Southwest Florida nursing school turns to simulation to overcome a national shortage

Reporter: Lauren Sweeney
Published: Updated:

No fewer than six nurses in training crowded around Carl Shapiro, a travelling salesman from Chicago.

“Code Blue! Code Blue!” one yelled from his room.

For the next several minutes, they worked to do CPR, applied shock to his heart and eventually stabilized him.

‘What happened?

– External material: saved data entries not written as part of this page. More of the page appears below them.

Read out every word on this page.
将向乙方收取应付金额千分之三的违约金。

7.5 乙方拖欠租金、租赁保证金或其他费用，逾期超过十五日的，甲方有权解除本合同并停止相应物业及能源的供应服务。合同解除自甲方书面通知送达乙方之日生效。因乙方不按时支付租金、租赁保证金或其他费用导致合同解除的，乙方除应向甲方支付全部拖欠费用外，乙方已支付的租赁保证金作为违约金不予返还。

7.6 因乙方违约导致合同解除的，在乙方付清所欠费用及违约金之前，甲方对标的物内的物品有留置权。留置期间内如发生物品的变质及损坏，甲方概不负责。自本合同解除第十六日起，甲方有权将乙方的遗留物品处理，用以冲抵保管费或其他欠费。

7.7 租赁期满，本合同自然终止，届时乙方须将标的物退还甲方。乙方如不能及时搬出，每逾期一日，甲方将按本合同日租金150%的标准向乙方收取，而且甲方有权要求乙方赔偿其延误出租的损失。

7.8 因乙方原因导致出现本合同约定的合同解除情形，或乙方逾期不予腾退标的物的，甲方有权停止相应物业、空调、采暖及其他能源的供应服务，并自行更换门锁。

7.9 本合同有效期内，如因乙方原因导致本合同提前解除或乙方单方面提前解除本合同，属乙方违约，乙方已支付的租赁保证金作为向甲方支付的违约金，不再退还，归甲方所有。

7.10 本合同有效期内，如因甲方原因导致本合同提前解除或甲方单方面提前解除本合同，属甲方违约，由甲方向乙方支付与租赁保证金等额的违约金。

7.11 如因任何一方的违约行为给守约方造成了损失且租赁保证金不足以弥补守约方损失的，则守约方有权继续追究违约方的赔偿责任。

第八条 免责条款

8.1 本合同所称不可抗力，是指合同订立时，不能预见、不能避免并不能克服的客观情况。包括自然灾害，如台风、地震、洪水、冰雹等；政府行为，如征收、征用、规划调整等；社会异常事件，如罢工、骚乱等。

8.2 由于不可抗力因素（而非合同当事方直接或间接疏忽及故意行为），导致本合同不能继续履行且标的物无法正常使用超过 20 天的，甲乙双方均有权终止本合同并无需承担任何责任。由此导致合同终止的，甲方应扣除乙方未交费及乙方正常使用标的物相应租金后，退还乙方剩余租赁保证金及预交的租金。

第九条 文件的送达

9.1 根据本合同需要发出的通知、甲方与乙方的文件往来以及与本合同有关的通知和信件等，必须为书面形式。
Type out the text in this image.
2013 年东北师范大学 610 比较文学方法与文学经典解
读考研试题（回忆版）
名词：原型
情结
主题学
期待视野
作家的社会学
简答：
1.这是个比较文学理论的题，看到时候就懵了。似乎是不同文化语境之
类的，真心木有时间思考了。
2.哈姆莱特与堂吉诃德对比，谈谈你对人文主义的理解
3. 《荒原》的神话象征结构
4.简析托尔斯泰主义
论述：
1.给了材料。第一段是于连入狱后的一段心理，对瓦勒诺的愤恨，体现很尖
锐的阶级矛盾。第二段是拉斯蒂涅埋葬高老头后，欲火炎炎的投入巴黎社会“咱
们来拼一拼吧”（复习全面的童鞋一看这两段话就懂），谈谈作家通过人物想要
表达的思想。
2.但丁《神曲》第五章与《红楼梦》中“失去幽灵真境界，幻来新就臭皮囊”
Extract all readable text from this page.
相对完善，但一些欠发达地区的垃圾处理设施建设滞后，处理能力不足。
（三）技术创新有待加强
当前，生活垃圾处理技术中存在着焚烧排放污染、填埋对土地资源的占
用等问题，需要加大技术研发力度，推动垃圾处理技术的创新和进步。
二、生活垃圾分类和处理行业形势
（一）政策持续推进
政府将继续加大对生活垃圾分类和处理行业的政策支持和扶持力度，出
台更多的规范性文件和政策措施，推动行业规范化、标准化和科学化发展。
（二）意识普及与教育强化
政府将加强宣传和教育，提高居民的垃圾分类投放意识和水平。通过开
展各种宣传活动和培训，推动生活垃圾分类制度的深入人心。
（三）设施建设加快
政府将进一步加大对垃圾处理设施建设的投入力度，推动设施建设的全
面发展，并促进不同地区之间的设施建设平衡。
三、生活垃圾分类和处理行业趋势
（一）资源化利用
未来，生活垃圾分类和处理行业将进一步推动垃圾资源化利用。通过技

My chest hurts,” he asked.

The entire scenario looked, felt and sounded very lifelike except for one minor detail: Carl Shapiro is not a real person.

He’s one of several high fidelity patient simulators in use at Florida SouthWestern’s College of Nursing simulation lab in Collier County.

The simulators are helping solve a crisis seen at nursing at medical schools across the country.

“Most nursing programs and most (hospital training) facilities, like acute care are going more toward simulation,” said Hope Goodwin, a nursing professor at FSW.

Across the country there is a shortage of critical training space for nursing and medical schools.

According to a 2014 study by the American Association of Colleges of Nursing, U.S. Nursing schools turned away more than 68,000 qualified applicants due in part to a lack of actual clinical training space.

Meantime, nursing professions are still in high demand according to Southwest Florida hospital administrators.

“(We) definitely (need) ICU and OR nurses. We have challenges filling those positions and we have challenges filling medical-surgery nurses and ER nurses as well,” said Jill Gaffoli, human resources director for Physicians Regional Healthcare System.

Gaffoli said they’ve utilized the program at FSW through tuition reimbursement positions to help fill those roles.